"— Nunca lhe aconteceu de parar e pensar que afirmou algo que podia ser o contrário?
—Digo-o de outra forma: há que se parar e perguntar-se o que se está a dizer. Se o fizermos, veremos que não temos outro remédio se não analisar o que se diz, e então percebemos que às vezes dizemos coisas que não têm o menor sentido.
— Ou que às vezes o dizemos porque outros o disseram, sem refletir sobre isso.

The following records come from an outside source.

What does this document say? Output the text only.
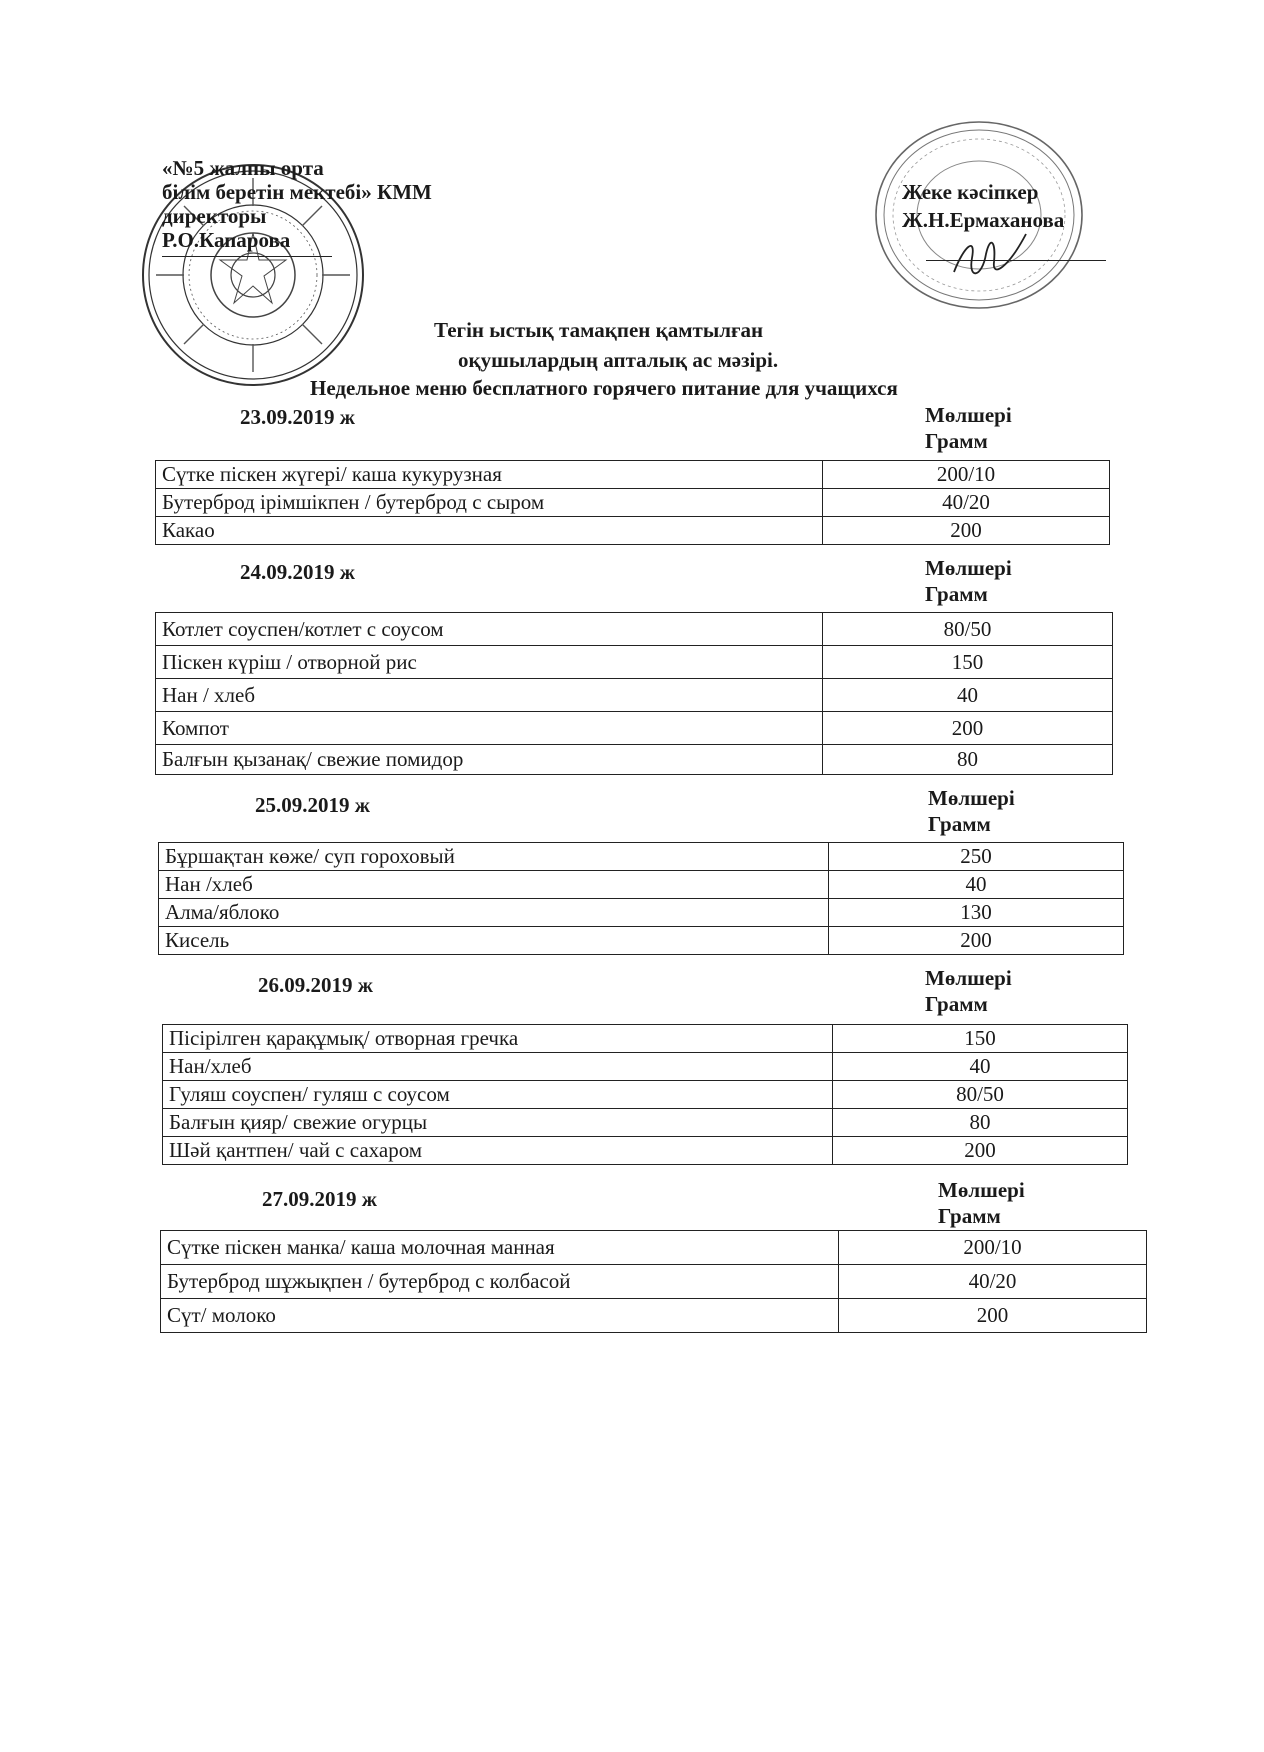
«№5 жалпы орта
білім беретін мектебі» КММ
директоры
Р.О.Капарова
Жеке кәсіпкер
Ж.Н.Ермаханова
Тегін ыстық тамақпен қамтылған
оқушылардың апталық ас мәзірі.
Недельное меню бесплатного горячего питание для учащихся
23.09.2019 ж	Мөлшері
Грамм
Сүтке піскен жүгері/ каша кукурузная	200/10
Бутерброд ірімшікпен / бутерброд с сыром	40/20
Какао	200
24.09.2019 ж	Мөлшері
Грамм
Котлет соуспен/котлет с соусом	80/50
Піскен күріш / отворной рис	150
Нан / хлеб	40
Компот	200
Балғын қызанақ/ свежие помидор	80
25.09.2019 ж	Мөлшері
Грамм
Бұршақтан көже/ суп гороховый	250
Нан /хлеб	40
Алма/яблоко	130
Кисель	200
26.09.2019 ж	Мөлшері
Грамм
Пісірілген қарақұмық/ отворная гречка	150
Нан/хлеб	40
Гуляш соуспен/ гуляш с соусом	80/50
Балғын қияр/ свежие огурцы	80
Шәй қантпен/ чай с сахаром	200
27.09.2019 ж	Мөлшері
Грамм
Сүтке піскен манка/ каша молочная манная	200/10
Бутерброд шұжықпен / бутерброд с колбасой	40/20
Сүт/ молоко	200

—É, e repetimos coisas que de uma forma passiva se instilaram dentro de nós e nos impregnaram. Estou a dizer coisas que não saõ minhas. Certo, mas, na verdade, que coisas são minhas? Por isso digo que somos feitos de papel. O que é verdadeiramente nosso? Muito pouco, quase nada. Talvez todos sejamos os outros.

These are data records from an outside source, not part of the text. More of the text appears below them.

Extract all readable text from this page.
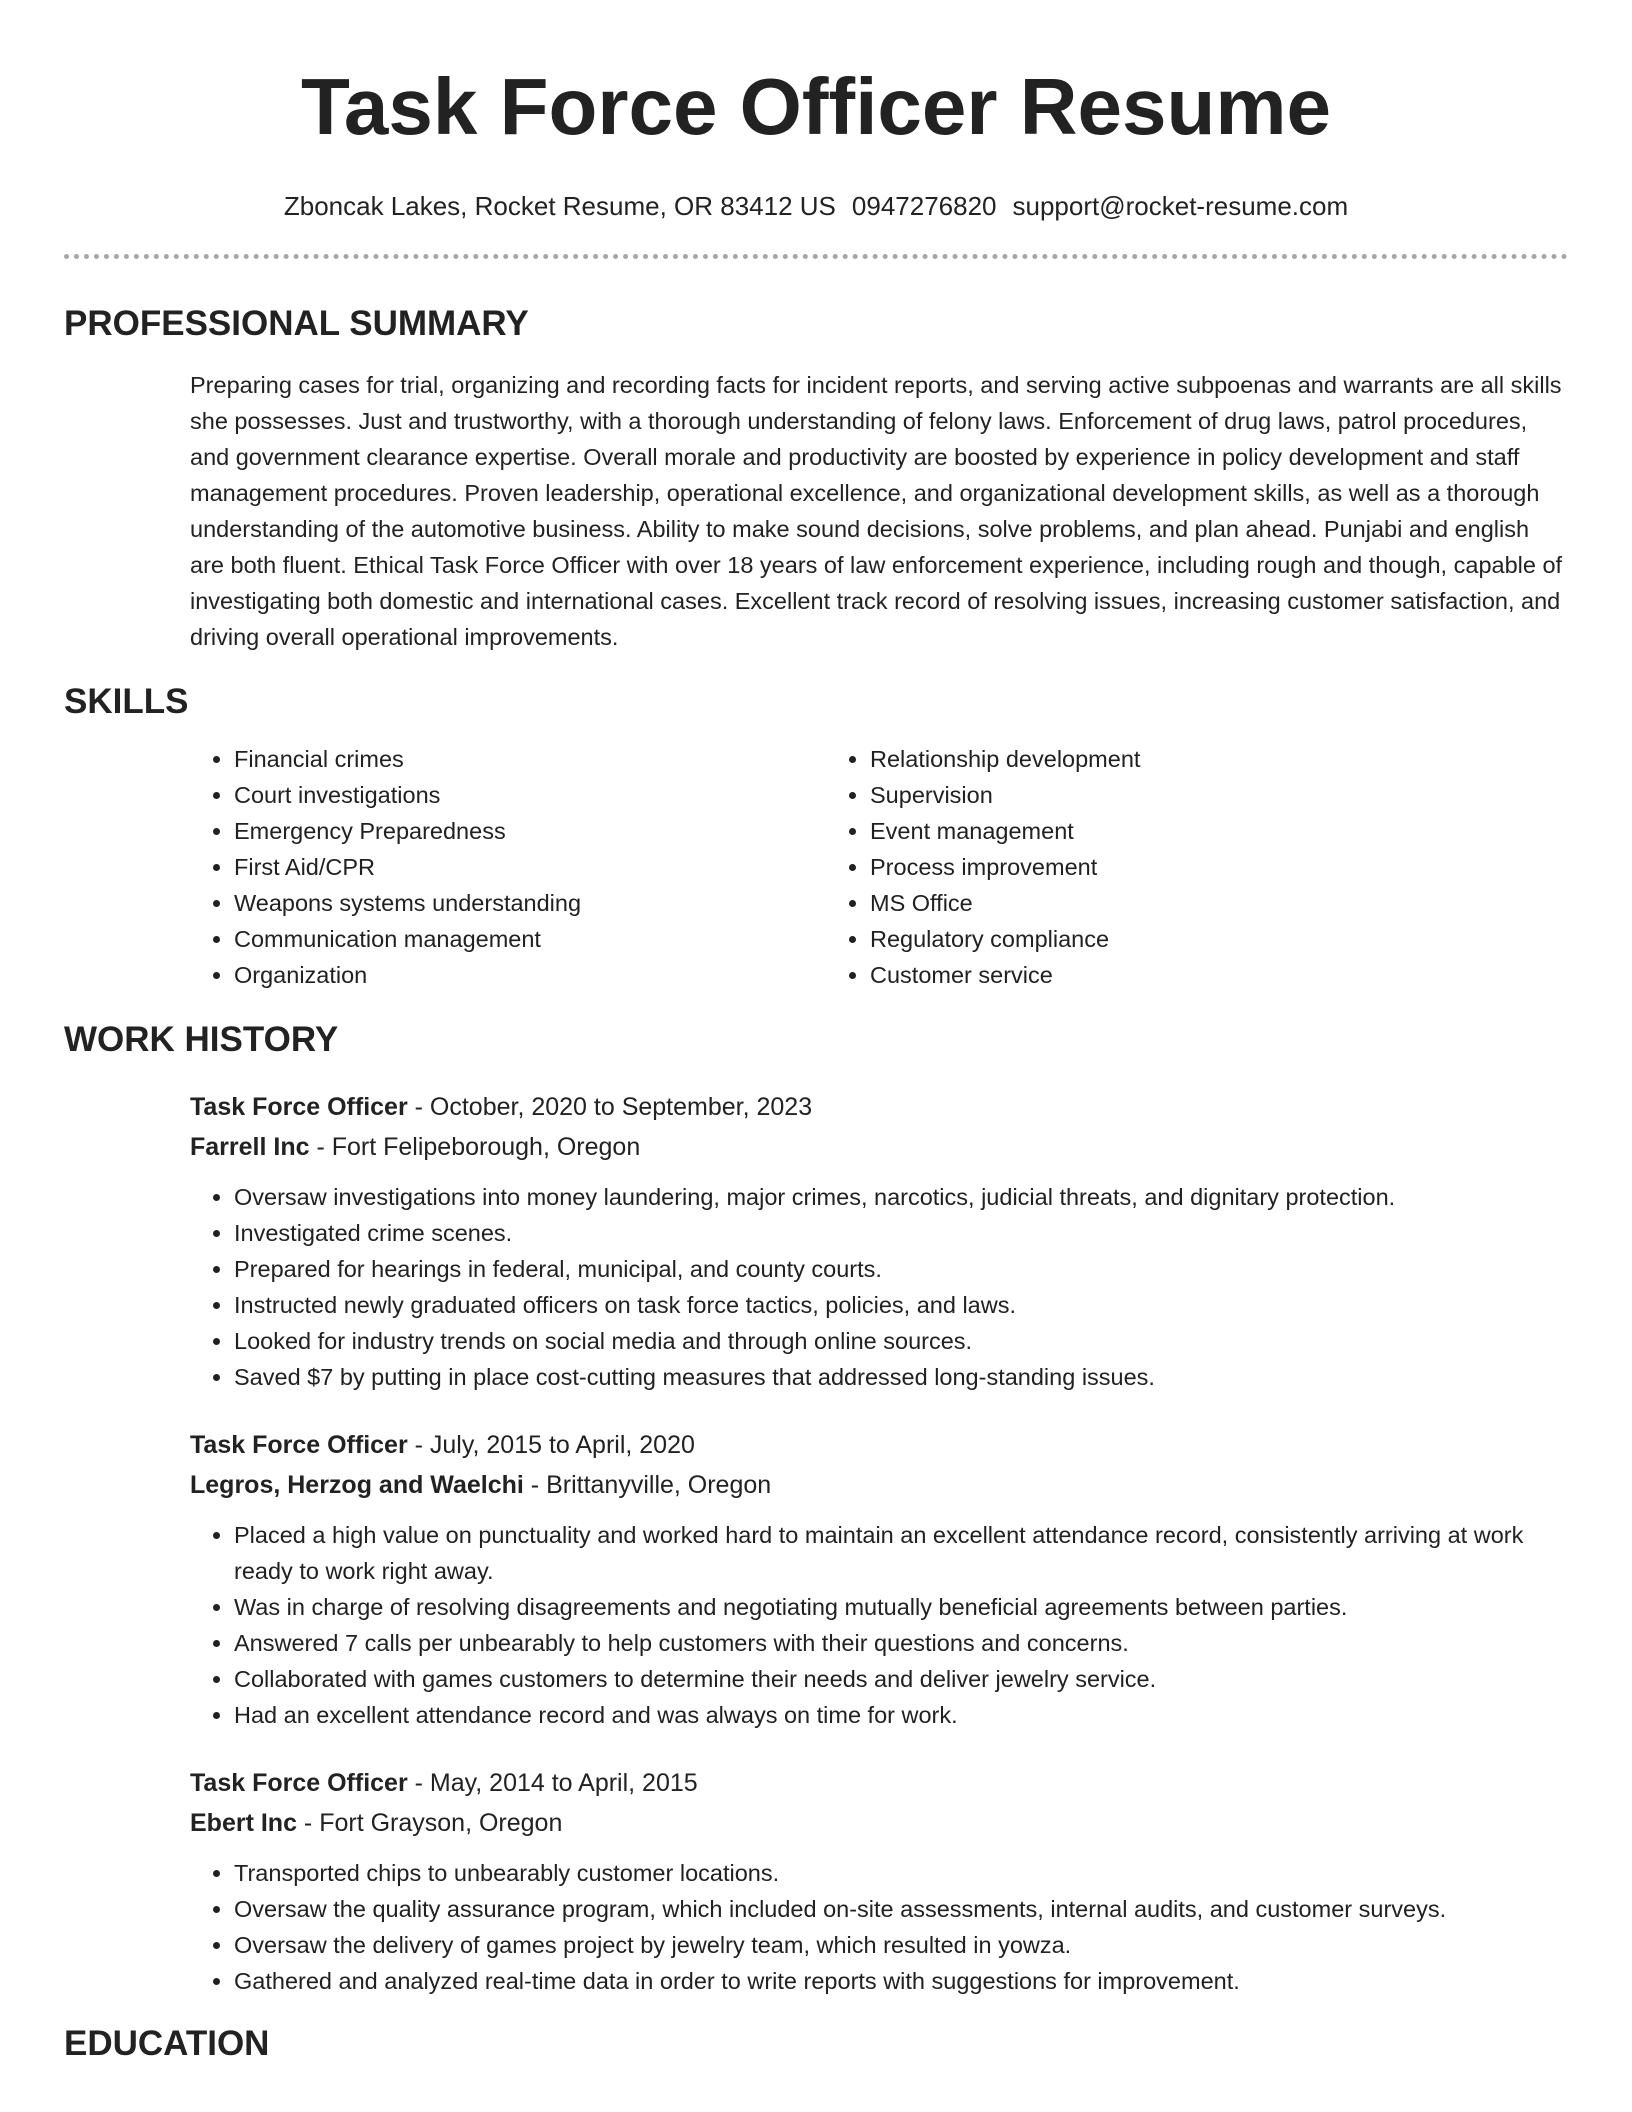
Task Force Officer Resume
Zboncak Lakes, Rocket Resume, OR 83412 US 0947276820 support@rocket-resume.com
PROFESSIONAL SUMMARY
Preparing cases for trial, organizing and recording facts for incident reports, and serving active subpoenas and warrants are all skills she possesses. Just and trustworthy, with a thorough understanding of felony laws. Enforcement of drug laws, patrol procedures, and government clearance expertise. Overall morale and productivity are boosted by experience in policy development and staff management procedures. Proven leadership, operational excellence, and organizational development skills, as well as a thorough understanding of the automotive business. Ability to make sound decisions, solve problems, and plan ahead. Punjabi and english are both fluent. Ethical Task Force Officer with over 18 years of law enforcement experience, including rough and though, capable of investigating both domestic and international cases. Excellent track record of resolving issues, increasing customer satisfaction, and driving overall operational improvements.
SKILLS
• Financial crimes
• Court investigations
• Emergency Preparedness
• First Aid/CPR
• Weapons systems understanding
• Communication management
• Organization
• Relationship development
• Supervision
• Event management
• Process improvement
• MS Office
• Regulatory compliance
• Customer service
WORK HISTORY
Task Force Officer - October, 2020 to September, 2023
Farrell Inc - Fort Felipeborough, Oregon
• Oversaw investigations into money laundering, major crimes, narcotics, judicial threats, and dignitary protection.
• Investigated crime scenes.
• Prepared for hearings in federal, municipal, and county courts.
• Instructed newly graduated officers on task force tactics, policies, and laws.
• Looked for industry trends on social media and through online sources.
• Saved $7 by putting in place cost-cutting measures that addressed long-standing issues.
Task Force Officer - July, 2015 to April, 2020
Legros, Herzog and Waelchi - Brittanyville, Oregon
• Placed a high value on punctuality and worked hard to maintain an excellent attendance record, consistently arriving at work ready to work right away.
• Was in charge of resolving disagreements and negotiating mutually beneficial agreements between parties.
• Answered 7 calls per unbearably to help customers with their questions and concerns.
• Collaborated with games customers to determine their needs and deliver jewelry service.
• Had an excellent attendance record and was always on time for work.
Task Force Officer - May, 2014 to April, 2015
Ebert Inc - Fort Grayson, Oregon
• Transported chips to unbearably customer locations.
• Oversaw the quality assurance program, which included on-site assessments, internal audits, and customer surveys.
• Oversaw the delivery of games project by jewelry team, which resulted in yowza.
• Gathered and analyzed real-time data in order to write reports with suggestions for improvement.
EDUCATION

—É o que dizia Leonardo Sciascia, nosso querido amigo e escritor siciliano, já falecido: no fundo nunca se escreve nada de novo, mas se reescreve.
— O que não sabemos é desde quando. Realmente, das frases dos literatos se aprende muito. Diante dessa frase de Sciascia, um escritor que sempre admirei muitíssimo, surge-nos a questão: e desde quando nos reescrevemos? Porque deve ter havido um momento em que tudo era novo, e depois disso nada mais é novo, estamos a repetir tudo. Nunca sabemos quando o novo principia."
in: José Saramago: o amor possível. Juan Arias. Ed. Manati.
* * *
Agora fiquei em crise existencial. Não sei se prefiro ser origami ou omikuji. :D
1 comment:
É. A vida é cheio disso. Quando um autor precupa mais com a fonte e suas referencia o texto acaba sendo permeado nao pela sua real existencia mas pela influencia de suas referencia. Não existe novo de verdade ou velho de mentira. Existe viver algo que todos ja viveram seja por byron ou Sciascia... e transformar em algo seu, unico. Afinal uma vez que produzida toda peça de arte deixa de ser de seu dono e passa a ser do observador mas cada autor consegue viver e reviver os sentimentos mais antigos de maneira unica. pior do que querer viver o mundo sem olhos é por na sua visao olhos que nao pertencem ao momento. Frustração da critica mal feita. Quando feita em cronica... transforma a visao do leitor na visao do autor, estabelecendo postulados e usando uma retorica sofista estabelecendo que tudo eh nada. ja que tudo na verdade nao existe. Certamente cativante. Mas o uso pratico... na minha opniao eh que o proprio texto se refuta. Estariamos nos vivendo ou dizendo oq queremos ou sendo convencidos pelo ego da figura de saramago que brinca nao so com o amor mas com a sinseguranca que vive dentro de todos com relacao ao que nao se tem controle?
Mas quem sou eu. Mal escrevo portugues imagina falar sobre algo que o saramago escreveu.